In the lives of both invented writers we can discern a similar pattern, although the details and the rhythm could not be more different: a fate superficially seems to mock and frustrate but discloses a deep underlying generosity. In Fyodor’s case the frustrations begin when he cannot accompany his father on his next expedition into Central Asia and are compounded when he and family flee Petrograd and the October Revolution and when his father fails to return from his last expedition. They continue through the novel as exile settles into a round of petty tedium and dislocation, and Fyodor has to abandon the projected life of his father that seemed to offer an imaginative consolation for his losses. Offsetting these frustrations are two great compensations, the flowering of his literary gift and the gift of his love for Zina. Yet even his love is frustrated in the final sweep of the novel, which moves not to the consummation that Fyodor anticipates with such longing, but to their both being locked out of their apartment penniless, as he had been locked out of new lodgings alone on the first night of the novel.

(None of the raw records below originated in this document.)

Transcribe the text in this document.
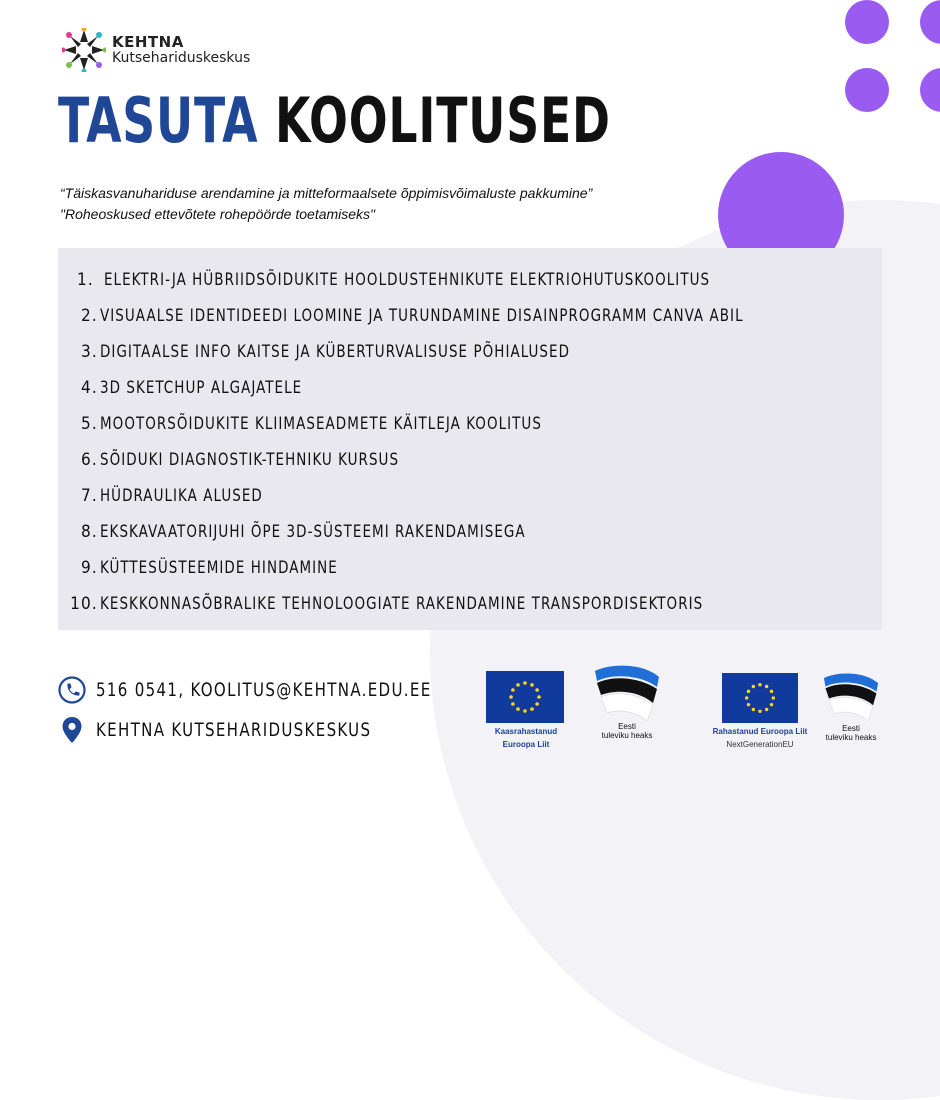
KEHTNA
Kutsehariduskeskus
TASUTA KOOLITUSED
“Täiskasvanuhariduse arendamine ja mitteformaalsete õppimisvõimaluste pakkumine”
"Roheoskused ettevõtete rohepöörde toetamiseks"
1. ELEKTRI-JA HÜBRIIDSÕIDUKITE HOOLDUSTEHNIKUTE ELEKTRIOHUTUSKOOLITUS
2. VISUAALSE IDENTIDEEDI LOOMINE JA TURUNDAMINE DISAINPROGRAMM CANVA ABIL
3. DIGITAALSE INFO KAITSE JA KÜBERTURVALISUSE PÕHIALUSED
4. 3D SKETCHUP ALGAJATELE
5. MOOTORSÕIDUKITE KLIIMASEADMETE KÄITLEJA KOOLITUS
6. SÕIDUKI DIAGNOSTIK-TEHNIKU KURSUS
7. HÜDRAULIKA ALUSED
8. EKSKAVAATORIJUHI ÕPE 3D-SÜSTEEMI RAKENDAMISEGA
9. KÜTTESÜSTEEMIDE HINDAMINE
10. KESKKONNASÕBRALIKE TEHNOLOOGIATE RAKENDAMINE TRANSPORDISEKTORIS
516 0541, KOOLITUS@KEHTNA.EDU.EE
KEHTNA KUTSEHARIDUSKESKUS	Kaasrahastanud
Euroopa Liit
Eesti
tuleviku heaks	Rahastanud Euroopa Liit
NextGenerationEU
Eesti
tuleviku heaks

In Shade’s case the frustrations are fewer but more absolute: the lifelong frustration of his search for something beyond death; the birth of a daughter whose life is made such a misery by her physical unattractiveness that she commits suicide; a heart attack that at last seems to offer him a vision of a beyond but then appears only to turn into a cosmic joke, when the fountain that he glimpsed seems confirmed by another woman’s near-death experience until he finds her “fountain” was a misprint for “mountain”; his senseless murder, just before he can put the last line to his poetic testament; and even after that, the theft and appropriation of his poem by the megalomaniac next door, who imposes his own irrelevant designs on the greatest achievement of Shade’s life.

In both novels we are invited to recognize the ultimate kindliness of the fate in which the writer within the story trusts, despite all his disappointments. We are even invited to discover eventually that the person whose death obsesses the writer plays some part from beyond death in the protective pattern of his fate.